Paramount Quotes (7 quotes)
But how is one to determine what is pleasing to God? ... Whatever is unpleasant to man is pleasant to God. The test is the natural instinct of man. If there arises within one’s dark recesses a hot desire to do this or that, then it is the paramount duty of a Christian to avoid doing this or that. And if, on the contrary, one cherishes an abhorrence of the business, then one must tackle it forthwith, all the time shouting ‘Hallelujah!’ A simple enough religion, surely–simple, satisfying and idiotic.
Evolution is the conviction that organisms developed their current forms by an extended history of continual transformation, and that ties of genealogy bind all living things into one nexus. Panselectionism is a denial of history, for perfection covers the tracks of time. A perfect wing may have evolved to its current state, but it may have been created just as we find it. We simply cannot tell if perfection be our only evidence. As Darwin himself understood so well, the primary proofs of evolution are oddities and imperfections that must record pathways of historical descent–the panda’s thumb and the flamingo’s smile of my book titles (chosen to illustrate this paramount principle of history).
In an enterprise such as the building of the atomic bomb the difference between ideas, hopes, suggestions and theoretical calculations, and solid numbers based on measurement, is paramount. All the committees, the politicking and the plans would have come to naught if a few unpredictable nuclear cross sections had been different from what they are by a factor of two.
In Science the paramount appeal is to the Intellect—its purpose being instruction; in Art, the paramount appeal is to the Emotions—its purpose being pleasure.
Mankind cannot survive without technology. But unless technology becomes a true servant of man, the survival of mankind is in jeopardy. And if technology is to be the servant, then the engineer’s paramount loyalty must be to society.
My original decision to devote myself to science was a direct result of the discovery which has never ceased to fill me with enthusiasm since my early youth—the comprehension of the far from obvious fact that the laws of human reasoning coincide with the laws governing the sequences of the impressions we receive from the world about us; that, therefore, pure reasoning can enable man to gain an insight into the mechanism of the latter. In this connection, it is of paramount importance that the outside world is something independent from man, something absolute, and the quest for the laws which apply to this absolute appeared to me as the most sublime scientific pursuit in life.

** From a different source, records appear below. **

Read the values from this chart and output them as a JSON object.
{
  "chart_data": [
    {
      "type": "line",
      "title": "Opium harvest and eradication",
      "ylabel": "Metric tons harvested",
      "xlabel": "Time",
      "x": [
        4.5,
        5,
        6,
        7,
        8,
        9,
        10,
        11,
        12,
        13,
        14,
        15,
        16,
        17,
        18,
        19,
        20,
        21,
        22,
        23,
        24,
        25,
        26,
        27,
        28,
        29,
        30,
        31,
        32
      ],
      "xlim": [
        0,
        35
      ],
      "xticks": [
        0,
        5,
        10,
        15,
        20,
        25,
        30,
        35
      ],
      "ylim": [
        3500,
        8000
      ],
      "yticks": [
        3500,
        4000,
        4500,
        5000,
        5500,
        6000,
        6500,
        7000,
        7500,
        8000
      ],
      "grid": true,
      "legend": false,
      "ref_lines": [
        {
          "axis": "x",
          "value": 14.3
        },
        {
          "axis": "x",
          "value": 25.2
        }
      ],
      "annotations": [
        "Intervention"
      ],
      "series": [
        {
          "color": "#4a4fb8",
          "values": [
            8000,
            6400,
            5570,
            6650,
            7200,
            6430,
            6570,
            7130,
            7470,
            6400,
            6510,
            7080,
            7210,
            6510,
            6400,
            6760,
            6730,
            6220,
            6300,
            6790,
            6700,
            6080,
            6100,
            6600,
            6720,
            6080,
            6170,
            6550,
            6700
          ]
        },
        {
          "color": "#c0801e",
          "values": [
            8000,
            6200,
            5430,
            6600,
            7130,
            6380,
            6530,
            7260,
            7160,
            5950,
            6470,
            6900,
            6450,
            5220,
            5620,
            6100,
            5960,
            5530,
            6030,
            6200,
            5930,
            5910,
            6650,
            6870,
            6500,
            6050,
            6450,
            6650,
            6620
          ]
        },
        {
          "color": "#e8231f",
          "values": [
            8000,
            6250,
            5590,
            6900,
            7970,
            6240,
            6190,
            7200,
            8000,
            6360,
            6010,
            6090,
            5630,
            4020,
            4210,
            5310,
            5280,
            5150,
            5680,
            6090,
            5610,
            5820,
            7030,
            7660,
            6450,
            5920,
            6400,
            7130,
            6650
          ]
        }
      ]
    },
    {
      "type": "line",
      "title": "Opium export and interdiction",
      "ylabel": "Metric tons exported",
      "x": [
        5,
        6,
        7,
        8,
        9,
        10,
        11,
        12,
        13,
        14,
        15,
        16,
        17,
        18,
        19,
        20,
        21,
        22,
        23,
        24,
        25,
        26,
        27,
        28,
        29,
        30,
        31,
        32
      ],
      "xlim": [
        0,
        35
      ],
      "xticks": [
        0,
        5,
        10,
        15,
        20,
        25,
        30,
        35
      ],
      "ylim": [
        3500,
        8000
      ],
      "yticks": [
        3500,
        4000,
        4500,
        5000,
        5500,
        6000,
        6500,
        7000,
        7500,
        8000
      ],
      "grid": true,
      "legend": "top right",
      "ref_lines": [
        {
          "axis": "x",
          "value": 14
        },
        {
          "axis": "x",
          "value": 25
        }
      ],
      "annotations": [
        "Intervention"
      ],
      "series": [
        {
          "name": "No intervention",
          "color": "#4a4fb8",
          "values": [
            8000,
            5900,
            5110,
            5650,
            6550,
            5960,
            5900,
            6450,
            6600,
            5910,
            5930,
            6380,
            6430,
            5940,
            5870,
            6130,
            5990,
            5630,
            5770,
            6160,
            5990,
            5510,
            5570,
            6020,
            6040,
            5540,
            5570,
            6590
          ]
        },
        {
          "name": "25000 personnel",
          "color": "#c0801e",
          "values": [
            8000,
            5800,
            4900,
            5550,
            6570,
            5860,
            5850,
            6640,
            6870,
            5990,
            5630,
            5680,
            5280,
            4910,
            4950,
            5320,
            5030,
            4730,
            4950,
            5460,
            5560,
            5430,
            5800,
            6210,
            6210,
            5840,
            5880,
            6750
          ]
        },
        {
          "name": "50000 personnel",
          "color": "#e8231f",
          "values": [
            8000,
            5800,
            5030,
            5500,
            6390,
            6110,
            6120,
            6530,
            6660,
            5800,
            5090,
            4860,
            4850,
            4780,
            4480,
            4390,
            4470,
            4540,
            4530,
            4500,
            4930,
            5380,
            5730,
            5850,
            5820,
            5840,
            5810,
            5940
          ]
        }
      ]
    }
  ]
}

The explosive component in the contemporary scene is not the clamor of the masses but the self-righteous claims of a multitude of graduates from schools and universities. This army of scribes is clamoring for a society in which planning, regulation, and supervision are paramount and the prerogative of the educated. They hanker for the scribe’s golden age, for a return to something like the scribe-dominated societies of ancient Egypt, China, and Europe of the Middle Ages. There is little doubt that the present trend in the new and renovated countries toward social regimentation stems partly from the need to create adequate employment for a large number of scribes. And since the tempo of the production of the literate is continually increasing, the prospect is of ever-swelling bureaucracies.